I loved this film. I even arm-twisted my two pre-teen/teenaged daughters to go with me. For the closing scene I left my chair, went to the back and cried, even though I knew what was coming.
The acting, the sets/props, the cinematography were all outstanding, sometimes brilliant. The only problem was the script--Curley's wife was softened, made into a victim instead of Steinbeck's brilliantly conceived and rendered cruel, cynical female villain. All that work, the craft, sweat and tears it took for him to create her, mutilated for the sake of profit.
But this is nothing new. Every stage and screen interpretation of OMM has done the same thing. Why? Money, of course. Women make up the majority of moviegoers (and an even larger majority of movie-going decision-making). What producer has the courage to offend a predominately female audience?
Well, American BEAUTY didn't do so badly.

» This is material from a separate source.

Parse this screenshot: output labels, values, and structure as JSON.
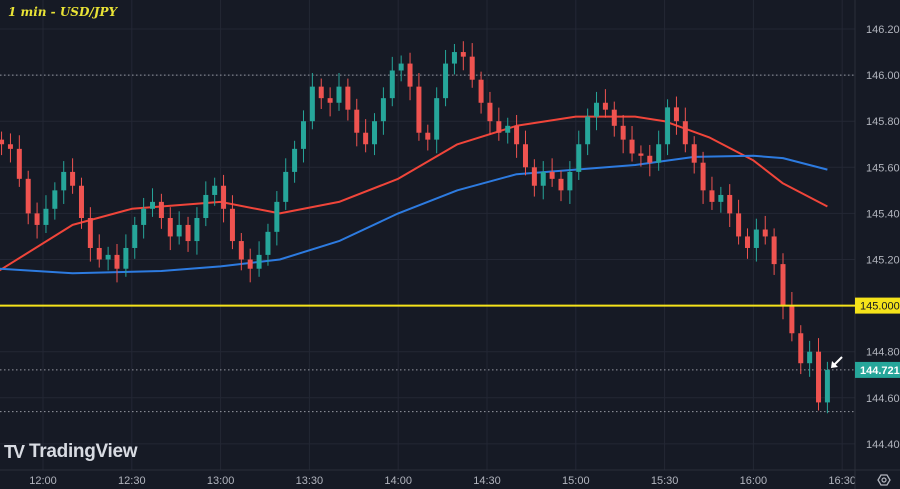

It is well known that Elaine Steinbeck lobbied John to allow the Curley's wife character to be softened. She was trained in theater. She wanted the stage and film versions to be a "success."
Well, just once I'd like to see Curley's wife depicted just as John created her. Especially the scene where she barges in to Crooks' room and calls him "N****" repeatedly and threatens him with lynching.
It's cultural self-deception to pretend that women can't be just as nasty as men. Are all you producers cowards or what?
(Kudos to Ken Wales and Jane Seymour for going the distance with EAST OF EDEN!)